Today we're lucky to have Berkley author
Lisa Hendrix with us! If you happened to make it to the last MWV RWA meeting, you got to hear Lisa speak in person. If not, you're in for a special treat. Lisa writes paranormal historical romances, and her Immortal Brotherhood series is on the road to doing very well. Book One, Immortal Warrior, started the series last fall, and Book Two, Immortal Outlaw, launches next week!
Please help me in welcoming Lisa Hendrix!
***
Cease and DesistCurrent project: Immortal Champion (Book III)
Status: Behinder (as in "The hurrier I go, the behinder I get.")

I had a terrific idea for this guest post. I was going to write about the animals in my real life, segué to the were-beasts in my Immortal Brotherhood series, and tie it all up neatly in a discussion of Animal Magnetism, both the original concept and today's meaning of raw sexual charisma and how to use the concept to juice up your own heroes, animal or not.
Summarized like that, I though it sounded pretty good--different, at least, and perhaps useful and entertaining. I figured that with such a thorough idea of where I was going (unusual when I sit down to blog), I could bang the piece out, complete with research links, in a couple of hours.
Not.
I worked at it on and off all day yesterday. I researched. I linked. I revised and reshaped and revisited the germ of the idea to push it further. And at 1 am today I had...a piece of crap.
Now, Nora often says you've gotta give yourself permission to write crap, and it's a concept I believe in. While I'm writing, I have a file called Junk Drawer where all the crap I churn out resides before it is finally and forever erased. But when you've got a blog post due, that pile of pixels in the Trash bin is no consolation. So at 1:05 am, I finally admitted I had gone off track somewhere and I went to bed thinking it would all be clear this morning. It wasn't. At this point, I'm not sure it every will be, but I still have this post to get to Elisabeth (remembering the S this time), so I did what every good writer does when s/he doesn't know what to do: anything else.
In this case, the procrastinatory activity was shopping.
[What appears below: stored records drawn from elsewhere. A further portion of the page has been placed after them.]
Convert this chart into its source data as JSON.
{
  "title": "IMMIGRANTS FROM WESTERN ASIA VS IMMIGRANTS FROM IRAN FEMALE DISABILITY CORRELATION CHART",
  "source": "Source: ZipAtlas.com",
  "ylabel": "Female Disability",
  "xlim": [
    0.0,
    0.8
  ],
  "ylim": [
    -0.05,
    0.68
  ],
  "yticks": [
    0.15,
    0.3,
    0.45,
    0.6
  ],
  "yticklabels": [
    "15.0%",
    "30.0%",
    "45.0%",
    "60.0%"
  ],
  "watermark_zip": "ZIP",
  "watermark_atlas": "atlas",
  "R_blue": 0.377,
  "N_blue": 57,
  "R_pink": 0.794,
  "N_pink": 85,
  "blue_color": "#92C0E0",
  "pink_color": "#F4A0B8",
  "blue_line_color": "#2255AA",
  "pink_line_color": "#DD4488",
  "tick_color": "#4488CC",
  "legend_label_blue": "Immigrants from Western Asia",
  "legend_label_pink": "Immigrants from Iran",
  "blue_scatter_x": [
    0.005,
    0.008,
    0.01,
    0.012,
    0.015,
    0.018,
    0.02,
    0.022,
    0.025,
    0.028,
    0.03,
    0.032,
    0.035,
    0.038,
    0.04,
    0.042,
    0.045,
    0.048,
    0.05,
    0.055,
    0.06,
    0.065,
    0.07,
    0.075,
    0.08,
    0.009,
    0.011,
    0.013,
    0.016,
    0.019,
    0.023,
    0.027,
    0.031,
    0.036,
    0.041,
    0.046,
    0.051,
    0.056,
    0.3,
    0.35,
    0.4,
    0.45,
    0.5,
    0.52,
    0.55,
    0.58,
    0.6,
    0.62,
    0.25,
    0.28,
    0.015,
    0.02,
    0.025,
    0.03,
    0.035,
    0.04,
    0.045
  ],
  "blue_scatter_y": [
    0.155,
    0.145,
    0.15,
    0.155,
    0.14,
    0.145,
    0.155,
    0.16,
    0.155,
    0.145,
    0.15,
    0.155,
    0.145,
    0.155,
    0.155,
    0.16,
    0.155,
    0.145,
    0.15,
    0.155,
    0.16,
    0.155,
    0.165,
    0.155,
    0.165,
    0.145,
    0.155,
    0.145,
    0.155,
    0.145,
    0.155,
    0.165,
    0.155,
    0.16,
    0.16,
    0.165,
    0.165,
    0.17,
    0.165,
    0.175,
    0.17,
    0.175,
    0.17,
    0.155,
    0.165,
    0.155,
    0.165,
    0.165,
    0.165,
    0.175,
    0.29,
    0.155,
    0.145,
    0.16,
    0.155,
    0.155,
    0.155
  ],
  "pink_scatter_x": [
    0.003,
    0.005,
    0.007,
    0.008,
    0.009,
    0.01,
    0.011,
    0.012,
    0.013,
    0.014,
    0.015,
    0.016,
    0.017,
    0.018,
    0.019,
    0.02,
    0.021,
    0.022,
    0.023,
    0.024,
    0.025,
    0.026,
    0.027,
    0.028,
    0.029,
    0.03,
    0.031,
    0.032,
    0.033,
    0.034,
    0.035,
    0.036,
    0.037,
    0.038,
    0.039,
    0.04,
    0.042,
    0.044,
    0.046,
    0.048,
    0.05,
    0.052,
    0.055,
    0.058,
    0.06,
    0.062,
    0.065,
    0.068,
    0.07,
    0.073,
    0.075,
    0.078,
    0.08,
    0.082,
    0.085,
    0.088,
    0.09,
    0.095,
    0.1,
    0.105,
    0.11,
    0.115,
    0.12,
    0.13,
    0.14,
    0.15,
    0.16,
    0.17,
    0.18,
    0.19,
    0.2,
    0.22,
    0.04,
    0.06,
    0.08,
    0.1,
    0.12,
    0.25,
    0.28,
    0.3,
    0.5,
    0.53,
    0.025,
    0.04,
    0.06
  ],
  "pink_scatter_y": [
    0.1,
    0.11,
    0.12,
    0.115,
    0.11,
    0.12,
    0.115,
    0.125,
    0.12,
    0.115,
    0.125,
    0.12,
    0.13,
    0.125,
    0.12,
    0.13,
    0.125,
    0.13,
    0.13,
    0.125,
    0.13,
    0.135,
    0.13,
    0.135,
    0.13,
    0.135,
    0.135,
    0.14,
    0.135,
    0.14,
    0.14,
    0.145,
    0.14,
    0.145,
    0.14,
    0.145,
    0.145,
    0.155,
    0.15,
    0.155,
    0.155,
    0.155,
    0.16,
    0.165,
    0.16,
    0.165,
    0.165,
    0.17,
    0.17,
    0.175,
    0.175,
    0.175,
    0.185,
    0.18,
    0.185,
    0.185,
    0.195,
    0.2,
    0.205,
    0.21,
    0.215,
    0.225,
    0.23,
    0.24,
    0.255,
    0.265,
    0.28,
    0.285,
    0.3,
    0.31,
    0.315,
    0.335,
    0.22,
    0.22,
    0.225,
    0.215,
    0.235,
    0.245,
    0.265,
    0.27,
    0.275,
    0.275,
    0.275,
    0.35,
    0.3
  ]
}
To be fair, it was necessary shopping—my daughter's 8th grade class is having their end of year luau today, and they needed more junk food—but it did involve spending money, which is always therapeutic (as are the dark chocolate bars that somehow ended up in the cart...) I also had a face-to-face with dd's principal—does anyone else have to mutter "The principal is your PAL" every time they type that word?--about a series of potentially worrying incidents that might or might not reveal some over-zealous policing by certain staff (e.g., one woman grilled my daughter intently about a T-shirt graphic she thought might be a gang sign. I'm sorry, but anyone who works in a middle school should recognize the World Wildlife Federation panda bear, don't you think?).
Anyway, the distractions, the shopping, and the chocolate worked their magic. As I was driving home, listening to some guy talk about yoga on the local NPR station, I suddenly knew what my subject is. Really. I do have a subject. All this wandering has a point, and that point is that there is a lesson in all that angst over the Animal Magnetism post, a lesson I have to review every now and again (more often than I'd like):
Sometimes you've just got to walk away.
It's a tough thing to do, especially when you're sure it's a good idea, when you've put a lot of time or invested your heart in the project, when you know it could be a terrific piece, if only you can get it right. It's easy to convince yourself that it would be a waste of time to throw all that work away. It's overwhelming to think you have to start over with an empty file and a brand new concept. Really, just a little more work...
I've written at least half-a-dozen proposals that went nowhere. That's full proposals, synopsis and three chapters, all written after I was a published author, that just didn't have the magic. I could probably have pounded each one into a salable form -- and to be honest, there are a couple that I think still may pay off, just as I think that at some point that Animal Magnetism post will see the light of day. But at the time, they hadn't fermented enough, were beyond my skills, whatever. I don't know why, but they wouldn't work. I struggled too hard with the writing, and they came out as crap and remained that way no matter what I did. To keep my sanity and stay on any kind of career path, I had to walk away from them.

The hard part, of course, is knowing when the crap is the kind Nora is talking about, the kind that's just your brain sorting out the story, or when it's the kind that just draws you under like quicksand and suffocates you. The stuff I was writing yesterday was the latter kind; it just plain sucked. If the time ever comes that I feel the need to revisit the Animal Magnetism idea, I will not go back to what I had. In fact, the file is going into Trash as soon as I hit save on this one. When the time comes, I'll start over from scratch, just like I did this morning with this new topic.
And guess what? This only took me 30 minutes to write. It may be crap, too, but it's Nora style crap, the good kind. Something that can be polished 'til it shines.
But I'm late, so I'm sending it out this way. Like my son, graduating from high school next week, it may not be quite ready for the world, but it has a spirit I like, and so I'm letting go.
Have you ever had to walk away from a project? How did you know that it was time, and that your weren't just being chicken?